Dengan alasan agar bisa lebih muda berkomunikasi sebagai kakak-adik dan memudahkan mereka berdiskusi tentang kerja-kerja lapangan, Dewi memaksa Nandi untuk mau dibelikan HP. Karena alasan yang dikemukakan Dewi bisa ia terima, akhirnya Nandi mau menerimanya. Sekali lagi, ia mengucapkan terima kasih atas semua kebaikan Dewi.

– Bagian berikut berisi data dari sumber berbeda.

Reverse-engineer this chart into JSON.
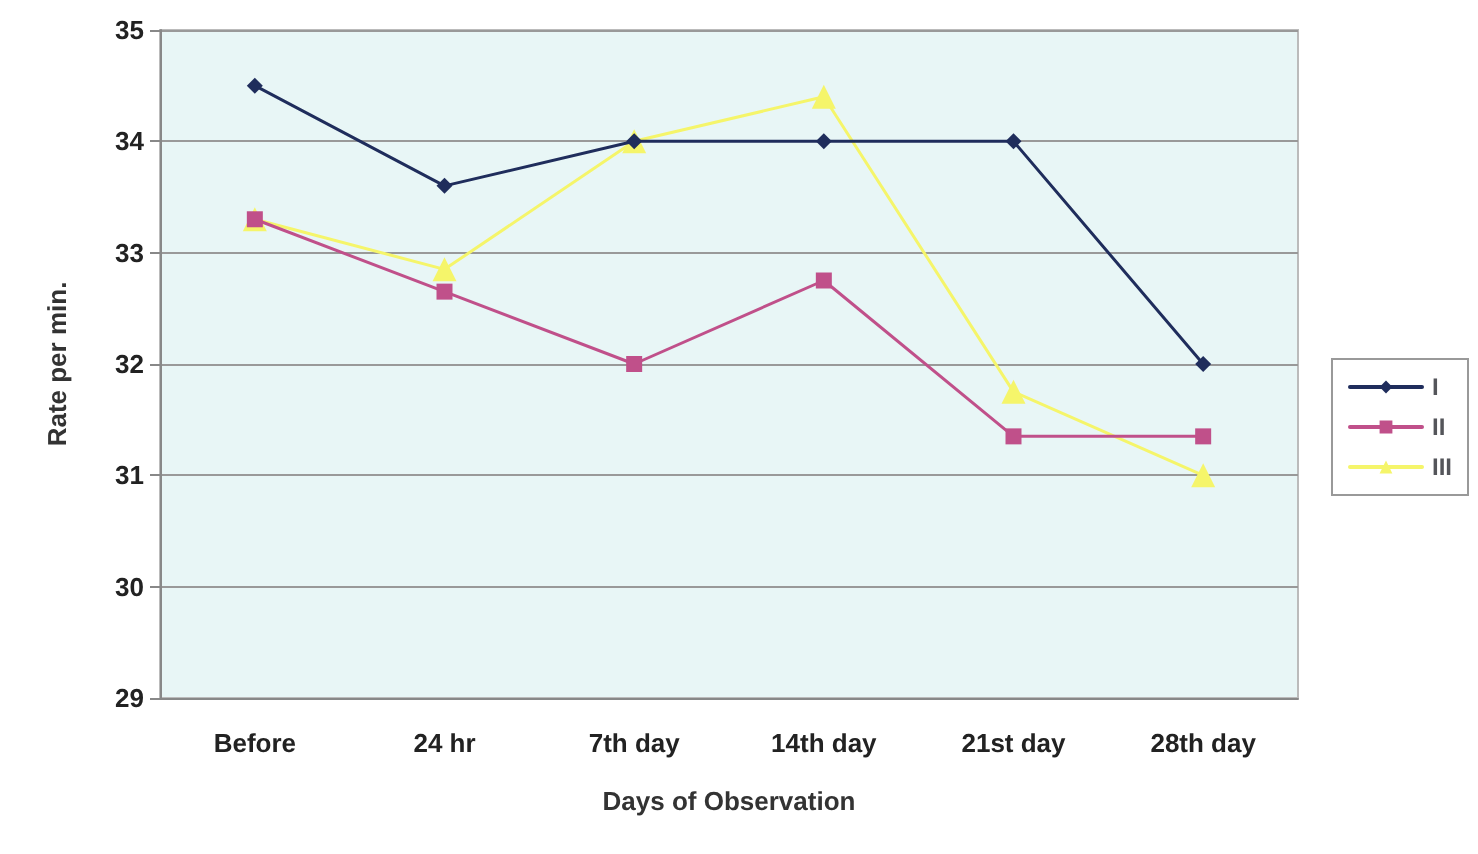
{
  "chart_data": {
    "type": "line",
    "xlabel": "Days of Observation",
    "ylabel": "Rate per min.",
    "categories": [
      "Before",
      "24 hr",
      "7th day",
      "14th day",
      "21st day",
      "28th day"
    ],
    "series": [
      {
        "name": "I",
        "color": "#1f2d5c",
        "marker": "diamond",
        "values": [
          34.5,
          33.6,
          34.0,
          34.0,
          34.0,
          32.0
        ]
      },
      {
        "name": "II",
        "color": "#c0508a",
        "marker": "square",
        "values": [
          33.3,
          32.65,
          32.0,
          32.75,
          31.35,
          31.35
        ]
      },
      {
        "name": "III",
        "color": "#f5f56a",
        "marker": "triangle",
        "values": [
          33.3,
          32.85,
          34.0,
          34.4,
          31.75,
          31.0
        ]
      }
    ],
    "ylim": [
      29,
      35
    ],
    "yticks": [
      29,
      30,
      31,
      32,
      33,
      34,
      35
    ],
    "grid": "y",
    "legend": "right",
    "line_style": "solid"
  }
}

"Kapan-kapan kalau aku ke Banyuwangi, kenalkan aku dengan Ivan, ya. Aku penasaran sama lelaki sahabatmu itu," tutur Dewi ketika mereka menuju mobil.
"Tenang, Mbak. Pasti aku kenalkan. Tapi, kalau bertemu dia, jangan-jangan semua penilaianmu tentang lelaki akan berubah, jangan-jangan kamu jatuh cinta sama dia. Wah, bahaya nih," goda Nandi.
"Halah, tenang aja. Aku kurang berselera dengan lelaki kok. He...he. Aku lebih berhasrat sama kamu, tetapi karena kamu sekarang adikku, hasrat itu aku ubah jadi kasih sayang saja. He..he..he." Nandi hanya terbengong mendengar perkataan itu. Tapi, mungkin itu sudah menjadi pilihan orientasi seksual Dwi. Tidak perlu dipersoalkan.
Sampai di hotel, Nandi tidak kuasa menolak ketika Dewi menyatakan keinginannya untuk tidur di kamarnya. Ia membuang semua bayangan-bayangannya tentang lesbian. Ia memang tidak menolak praktik itu, meskipun secara agama dilarang. Baginya, pilihan seksual seorang manusia dipengaruhi banyak faktor. Dan, Dewi sangat sadar memilihnya. Meskipun demikian, Nandi juga berhak untuk tidak menerima praktik lesbian dalam kehidupannya. Menghormati bukan berarti ikut menjalani. Maka, ketika Dewi memeluknya saat tidur, ia tidak merasakan apa-apa, selain kerinduan seorang kakak terhadap adik yang sudah sangat lama ia rindukan.